| People v Pruitt |
| 2026 NY Slip Op 01565 |
| Decided on March 19, 2026 |
| Appellate Division, Third Department |
| Published by New York State Law Reporting Bureau pursuant to Judiciary Law § 431. |
| This opinion is uncorrected and subject to revision before publication in the Official Reports. |
Yorden C. Huban, Public Defender, Albany (James A. Bartosik Jr. of counsel), for appellant.
Lee C. Kindlon, District Attorney, Albany (Daniel J. Young of counsel), for respondent.
Garry, P.J.
Appeal from an order of the Supreme Court (Richard McNally Jr., J.), entered April 11, 2023 in Albany County, which classified defendant as a risk level two sex offender pursuant to the Sex Offender Registration Act.
In 2020, despite being subject to an order of protection ordering defendant (age 20) to stay away from the victim (age 13), defendant met her at a local park, drove her to a school parking lot and had sexual intercourse with her. Defendant then picked up the victim's friend (age 14) and drove both girls to another park, where he digitally penetrated each with the stated goal of having intercourse with them. Police approached the vehicle and found defendant and the victim naked, with the victim's friend topless, and defendant was arrested and charged by felony complaint with various sex offenses. Defendant thereafter pleaded guilty to attempted rape in the second degree in full satisfaction of the charges and was sentenced to three years in prison, to be followed by 10 years of postrelease supervision. In anticipation of his release from incarceration, the Board of Examiners of Sex Offenders notified defendant that he was required to register as a sex offender under the Sex Offender Registration Act (see Correction Law art 6-C [hereinafter SORA]) and prepared a risk assessment instrument (hereinafter RAI), assessing him 115 points and presumptively classifying him a risk level three sex offender. The People assessed the same points, while reserving their right to request an upward departure should Supreme Court score defendant with fewer than 115 points. Following a hearing, the court assessed defendant 95 points — a risk level two classification — and, among other things, denied defendant's request for a downward departure. Defendant appeals, and we affirm.

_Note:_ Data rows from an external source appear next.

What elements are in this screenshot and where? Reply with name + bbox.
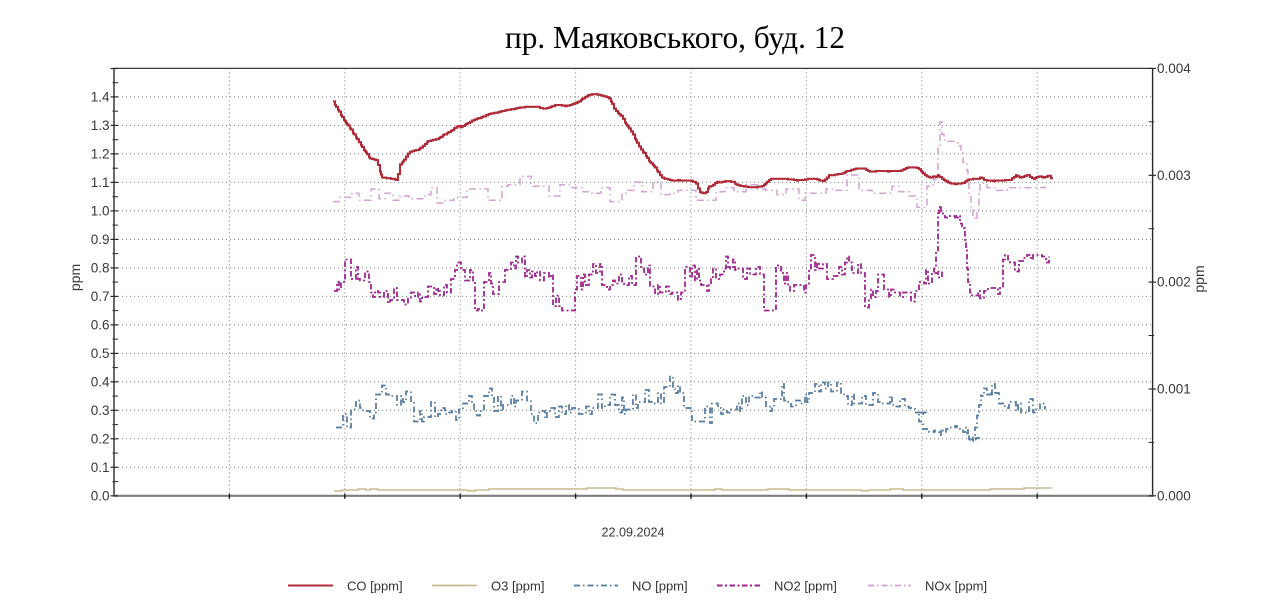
svg-text:0.002: 0.002 <box>1157 275 1191 290</box>
svg-text:0.004: 0.004 <box>1157 61 1191 76</box>
svg-text:пр. Маяковського, буд. 12: пр. Маяковського, буд. 12 <box>505 20 845 55</box>
svg-text:0.3: 0.3 <box>91 403 110 418</box>
svg-text:CO [ppm]: CO [ppm] <box>347 579 403 594</box>
svg-text:0.6: 0.6 <box>91 317 110 332</box>
svg-text:0.7: 0.7 <box>91 289 110 304</box>
svg-text:0.1: 0.1 <box>91 460 110 475</box>
svg-text:NOx [ppm]: NOx [ppm] <box>925 579 987 594</box>
svg-text:0.5: 0.5 <box>91 346 110 361</box>
svg-text:0.001: 0.001 <box>1157 382 1191 397</box>
svg-text:ppm: ppm <box>67 264 83 291</box>
svg-text:0.003: 0.003 <box>1157 168 1191 183</box>
svg-text:0.8: 0.8 <box>91 260 110 275</box>
svg-text:0.9: 0.9 <box>91 232 110 247</box>
svg-text:O3 [ppm]: O3 [ppm] <box>491 579 544 594</box>
svg-text:NO2 [ppm]: NO2 [ppm] <box>774 579 837 594</box>
svg-text:1.0: 1.0 <box>91 203 110 218</box>
svg-text:NO [ppm]: NO [ppm] <box>632 579 688 594</box>
svg-text:0.4: 0.4 <box>91 374 110 389</box>
svg-text:1.1: 1.1 <box>91 175 110 190</box>
svg-text:0.0: 0.0 <box>91 488 110 503</box>
svg-text:22.09.2024: 22.09.2024 <box>601 526 664 540</box>
svg-text:1.2: 1.2 <box>91 146 110 161</box>
svg-text:1.3: 1.3 <box>91 118 110 133</box>
svg-text:0.2: 0.2 <box>91 431 110 446</box>
svg-text:ppm: ppm <box>1191 265 1207 292</box>
svg-text:0.000: 0.000 <box>1157 488 1191 503</box>
svg-text:1.4: 1.4 <box>91 89 110 104</box>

Initially, we note that defendant does not challenge the 75 points scored for risk factors 2, 3, 5 and 8, and any such challenge would be unpreserved for appellate review (see People v Scott, 230 AD3d 1487, 1487 [3d Dept 2024]; People v Gallagher, 129 AD3d 1252, 1254 [3d Dept 2015], lv denied 26 NY3d 908 [2015]). Thus, "defendant's contention that Supreme Court erred in assessing points under risk factor 4 is academic because, even without the 20 points at issue, defendant would still qualify as a level two risk" (People v Scott, 230 AD3d at 1487 [internal quotation marks and citations omitted]; see People v Schultz, 234 AD3d 1143, 1144 [3d Dept 2025]).

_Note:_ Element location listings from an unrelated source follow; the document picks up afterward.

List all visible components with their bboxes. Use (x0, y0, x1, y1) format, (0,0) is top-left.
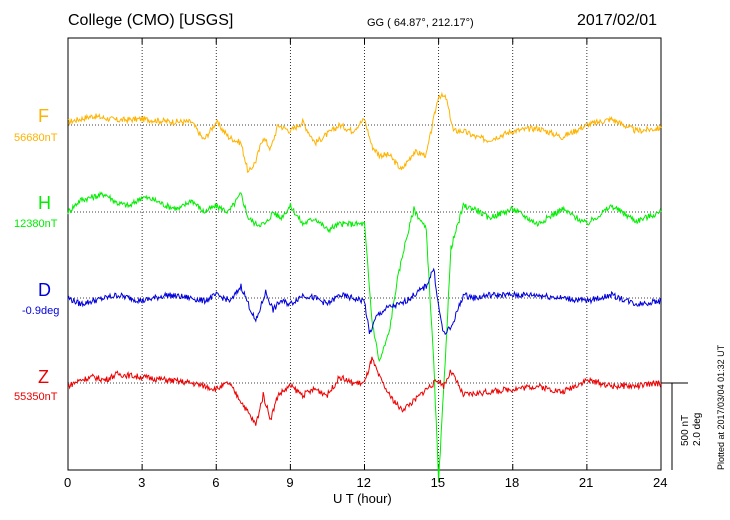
baseline-label-h: 12380nT (14, 218, 58, 230)
plotted-at-note: Plotted at 2017/03/04 01:32 UT (716, 344, 726, 470)
x-tick-label: 3 (138, 475, 146, 490)
x-tick-label: 24 (653, 475, 668, 490)
trace-z (67, 356, 662, 426)
trace-f (67, 91, 662, 173)
x-tick-label: 6 (212, 475, 220, 490)
x-tick-label: 9 (286, 475, 294, 490)
channel-label-d: D (38, 280, 51, 300)
channel-label-h: H (38, 193, 51, 213)
x-tick-label: 0 (64, 475, 72, 490)
x-tick-label: 15 (430, 475, 446, 490)
x-axis-ticks (67, 38, 662, 470)
plot-date: 2017/02/01 (577, 12, 658, 29)
channel-label-f: F (38, 106, 49, 126)
station-title: College (CMO) [USGS] (68, 12, 234, 29)
traces (67, 91, 662, 483)
x-tick-label: 12 (356, 475, 371, 490)
x-tick-label: 18 (504, 475, 520, 490)
geo-coordinates: GG ( 64.87°, 212.17°) (367, 17, 474, 29)
baseline-label-f: 56680nT (14, 132, 58, 144)
x-tick-label: 21 (578, 475, 594, 490)
x-axis-label: U T (hour) (333, 491, 392, 506)
baseline-label-d: -0.9deg (22, 305, 60, 317)
channel-label-z: Z (38, 367, 49, 387)
baseline-label-z: 55350nT (14, 391, 58, 403)
scale-bar-label-nt: 500 nT (680, 414, 691, 446)
vertical-gridlines (141, 38, 588, 470)
scale-bar (661, 382, 688, 470)
trace-h (67, 190, 662, 483)
trace-d (67, 267, 662, 336)
scale-bar-label-deg: 2.0 deg (692, 412, 703, 446)
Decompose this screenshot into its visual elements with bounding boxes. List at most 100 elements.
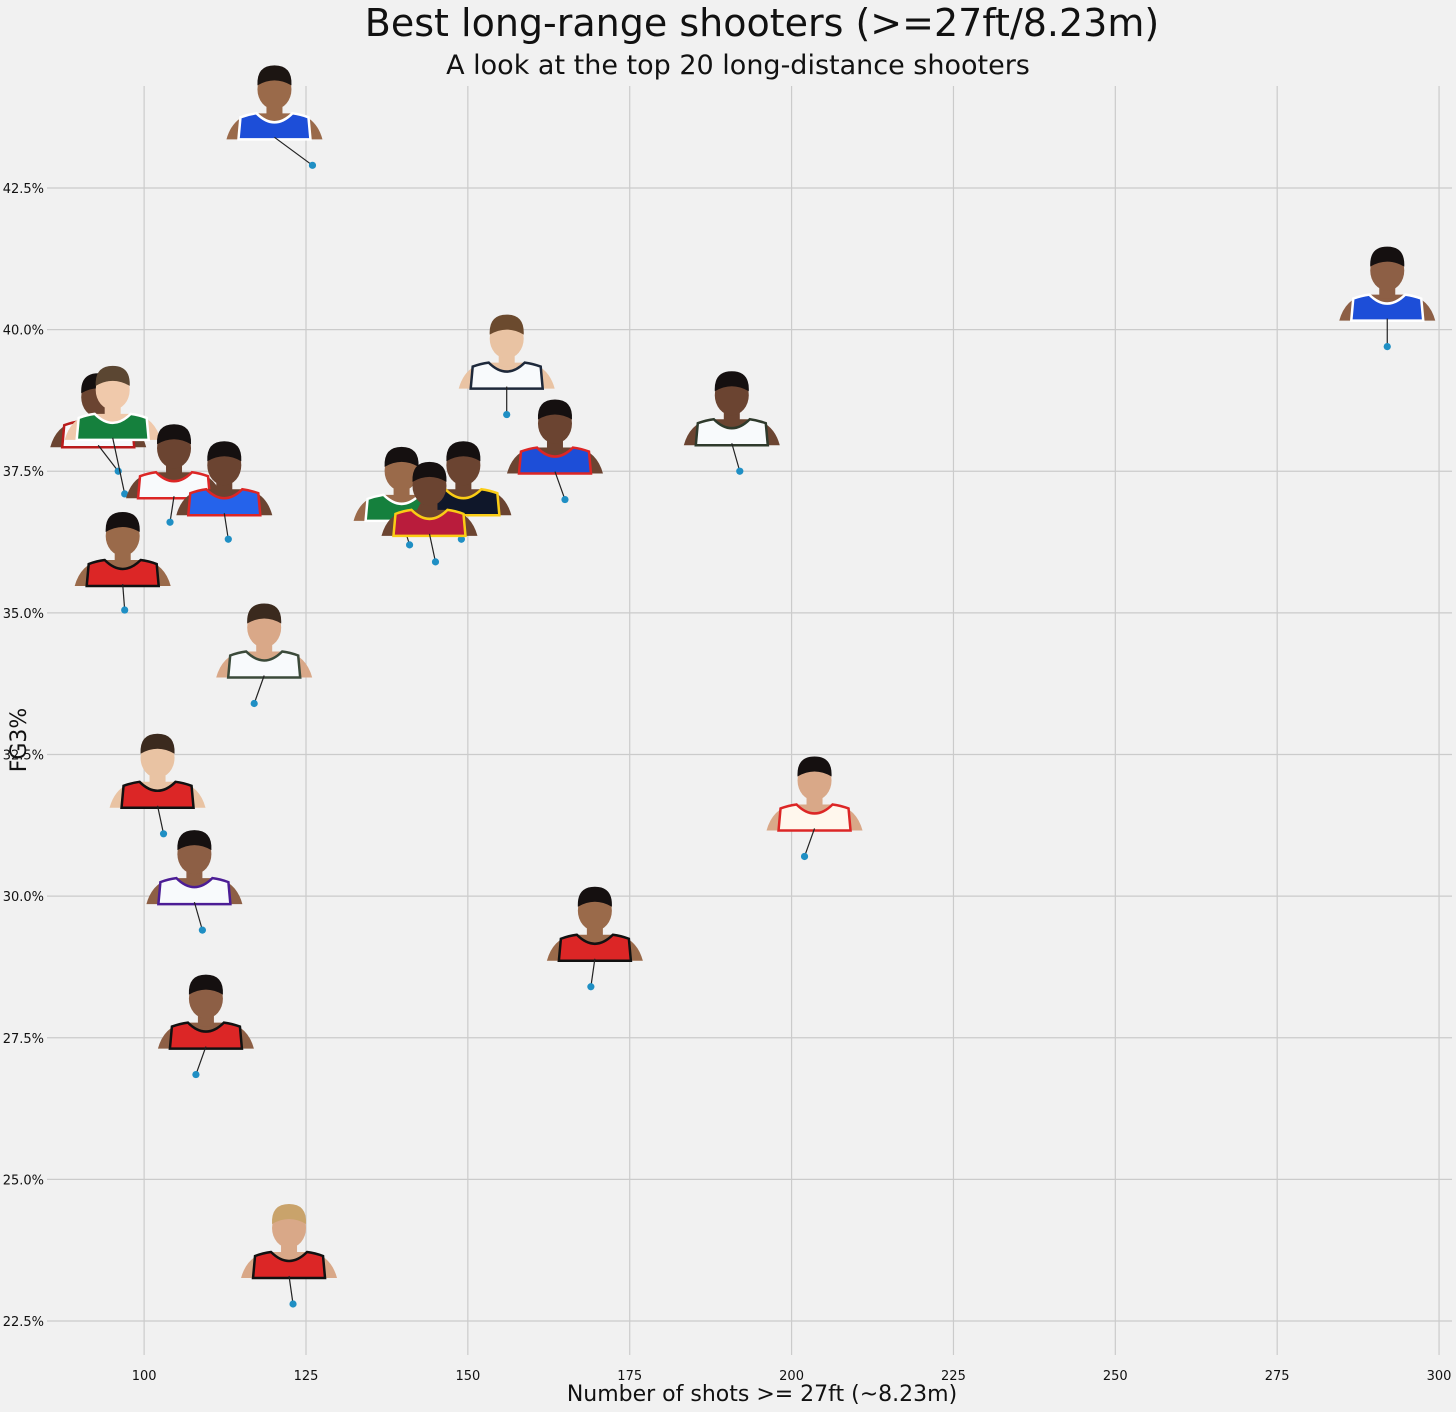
data-point (289, 1300, 297, 1308)
player-marker (109, 733, 206, 838)
connector-line (554, 471, 566, 500)
connector-line (169, 496, 175, 523)
data-point (800, 852, 809, 861)
y-tick-label: 35.0% (3, 607, 44, 622)
player-marker (157, 974, 254, 1079)
x-tick-label: 100 (132, 1369, 157, 1384)
data-point (159, 830, 168, 838)
data-point (250, 699, 258, 708)
player-marker (683, 371, 780, 475)
y-tick-label: 22.5% (3, 1315, 44, 1330)
connector-line (195, 1046, 207, 1075)
player-jersey (469, 361, 545, 390)
player-marker (381, 461, 478, 566)
player-jersey (517, 446, 593, 475)
player-marker (506, 399, 603, 504)
y-tick-label: 27.5% (3, 1032, 44, 1047)
player-jersey (157, 876, 232, 906)
player-hair (577, 886, 612, 907)
player-hair (714, 371, 749, 392)
player-hair (446, 441, 481, 462)
player-marker (226, 65, 323, 169)
data-point (192, 1070, 200, 1079)
player-jersey (168, 1021, 244, 1050)
y-tick-label: 25.0% (3, 1173, 44, 1188)
player-marker (458, 314, 555, 419)
player-marker (1339, 246, 1436, 351)
data-point (405, 541, 414, 549)
player-hair (188, 974, 223, 995)
x-tick-label: 150 (455, 1369, 480, 1384)
data-point (431, 558, 440, 566)
y-tick-label: 32.5% (3, 748, 44, 763)
connector-line (112, 437, 126, 495)
player-hair (105, 512, 140, 533)
y-tick-label: 30.0% (3, 890, 44, 905)
data-point (224, 535, 232, 543)
chart-subtitle: A look at the top 20 long-distance shoot… (446, 50, 1030, 81)
player-hair (207, 441, 242, 462)
player-marker (546, 886, 643, 991)
player-marker (74, 512, 171, 614)
player-hair (247, 603, 282, 624)
connector-line (122, 583, 126, 611)
data-point (121, 606, 129, 614)
player-hair (140, 733, 175, 754)
player-hair (271, 1204, 307, 1225)
player-hair (537, 399, 573, 420)
player-marker (241, 1204, 338, 1308)
connector-line (288, 1275, 294, 1305)
connector-line (274, 136, 313, 166)
x-tick-label: 225 (941, 1369, 966, 1384)
connector-line (253, 675, 265, 704)
data-point (166, 518, 174, 526)
x-tick-label: 275 (1265, 1369, 1290, 1384)
player-hair (156, 424, 192, 445)
player-hair (95, 365, 130, 386)
player-hair (489, 314, 524, 335)
connector-line (803, 828, 816, 857)
data-point (308, 161, 317, 169)
connector-line (97, 444, 119, 472)
player-marker (766, 756, 863, 861)
data-point (503, 410, 511, 419)
player-hair (412, 461, 447, 482)
player-jersey (777, 803, 852, 832)
player-jersey (120, 780, 195, 810)
player-jersey (392, 508, 467, 538)
player-marker (146, 830, 243, 934)
data-point (561, 495, 569, 504)
player-jersey (1349, 293, 1425, 322)
x-axis-label: Number of shots >= 27ft (~8.23m) (567, 1382, 957, 1407)
player-jersey (186, 487, 262, 517)
y-tick-label: 42.5% (3, 182, 44, 197)
y-tick-label: 37.5% (3, 465, 44, 480)
x-tick-label: 200 (779, 1369, 804, 1384)
y-tick-label: 40.0% (3, 324, 44, 339)
player-marker (216, 603, 313, 708)
player-marker (64, 365, 161, 498)
y-tick-labels: 22.5% 25.0% 27.5% 30.0% 32.5% 35.0% 37.5% 40.0%… (3, 182, 44, 1330)
connector-line (731, 443, 741, 472)
y-axis-label: FG3% (7, 708, 32, 773)
connector-line (156, 805, 165, 834)
player-hair (177, 830, 212, 851)
data-point (121, 490, 129, 498)
grid-lines (47, 86, 1452, 1355)
connector-line (428, 533, 437, 563)
x-tick-label: 125 (294, 1369, 319, 1384)
x-tick-label: 250 (1103, 1369, 1128, 1384)
data-point (1383, 342, 1391, 351)
data-point (736, 467, 744, 475)
player-jersey (694, 417, 770, 447)
player-jersey (237, 111, 312, 141)
player-jersey (85, 558, 161, 588)
player-jersey (557, 933, 633, 963)
connector-line (193, 901, 203, 931)
player-jersey (251, 1250, 327, 1280)
x-tick-labels: 100 125 150 175 200 225 250 275 300 (132, 1369, 1452, 1384)
player-hair (257, 65, 292, 86)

Defendant also argues that Supreme Court erred in denying his request for a downward departure, which was predicated upon his positive response to treatment and a letter that he wrote to the Board in which he accepted responsibility and demonstrated empathy and insight as to the harm that he has caused, decreasing his risk of reoffending. To obtain a downward departure, a defendant is required to demonstrate, by a preponderance of the evidence, the existence of mitigating factors not adequately taken into consideration by the risk [*2]assessment guidelines (see People v Gillotti, 23 NY3d 841, 861-863 [2014]; People v Pulsifer, 210 AD3d 1210, 1212 [3d Dept 2022], lv denied 39 NY3d 908 [2023]; People v Guilianelle, 206 AD3d 1311, 1313 [3d Dept 2022]).

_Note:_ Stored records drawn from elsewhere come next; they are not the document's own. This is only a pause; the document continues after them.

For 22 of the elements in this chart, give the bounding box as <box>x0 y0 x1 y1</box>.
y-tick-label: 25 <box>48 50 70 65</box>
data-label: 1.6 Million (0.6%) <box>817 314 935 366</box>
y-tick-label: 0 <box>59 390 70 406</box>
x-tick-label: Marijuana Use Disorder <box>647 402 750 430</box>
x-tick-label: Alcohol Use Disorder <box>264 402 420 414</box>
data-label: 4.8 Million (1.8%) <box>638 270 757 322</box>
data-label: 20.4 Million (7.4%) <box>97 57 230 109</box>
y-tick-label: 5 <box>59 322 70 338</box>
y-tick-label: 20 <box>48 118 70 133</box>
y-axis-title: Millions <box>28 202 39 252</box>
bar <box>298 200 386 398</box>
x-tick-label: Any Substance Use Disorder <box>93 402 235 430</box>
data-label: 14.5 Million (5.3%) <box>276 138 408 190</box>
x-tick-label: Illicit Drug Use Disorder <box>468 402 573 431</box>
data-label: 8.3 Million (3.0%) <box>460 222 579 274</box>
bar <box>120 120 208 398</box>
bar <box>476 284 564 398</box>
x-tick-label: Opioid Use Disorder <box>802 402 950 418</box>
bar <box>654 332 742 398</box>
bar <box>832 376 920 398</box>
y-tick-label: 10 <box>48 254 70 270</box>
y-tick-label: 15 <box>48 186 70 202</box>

Contrary to defendant's contention, his acceptance of responsibility and expressions of remorse to the Board were facts already adequately taken into account by the risk assessment instrument by not assessing him any points under risk factor 12 (see People v Pulsifer, 210 AD3d at 1212; People v Lane, 201 AD3d 1266, 1267 [3d Dept 2022]). Defendant's participation in and response to sex offender treatment while incarcerated were similarly already taken into account in the risk assessment instrument (see Sex Offender Registration Act: Risk Assessment Guidelines and Commentary at 15-16 [2006]; People v Sanders, 228 AD3d 1184, 1186 [3d Dept 2024]; People v Glowinski, 208 AD3d 1392, 1394 [3d Dept 2022]). Moreover, defendant did not present sufficient evidence that his participation in a sex offender treatment program was "exceptional" in order for it to be a basis for a downward departure (Sex Offender Registration Act: Risk Assessment Guidelines and Commentary at 17 [2006]; see People v Sanders, 228 AD3d at 1186; People v Salerno, 224 AD3d 1016, 1017 [3d Dept 2024]; People v Glowinski, 208 AD3d at 1394). There was also an aggravating factor cited by the Board in its case summary and relied upon by the People in support of their request for an upward departure — that is, a prior juvenile delinquency adjudication for sexual abuse in the first degree committed by defendant when he was only 11 years old involving a five-year-old child (see generally People v Maurer, 220 AD3d 1061, 1062 [3d Dept 2023]). Given the foregoing, our review of the record supports Supreme Court's conclusion that defendant did not demonstrate, by a preponderance of the evidence, the existence of mitigating factors not adequately taken into consideration by the risk assessment guidelines that would warrant a downward departure (see People v Gillotti, 23 NY3d at 861-863; People v Pulsifer, 210 AD3d at 1212; People v Guilianelle, 206 AD3d at 1313). To the extent that we have not addressed any of defendant's remaining claims, they have been considered and found to be without merit.
Clark, Pritzker, McShan and Corcoran, JJ., concur.
ORDERED that the order is affirmed, without costs.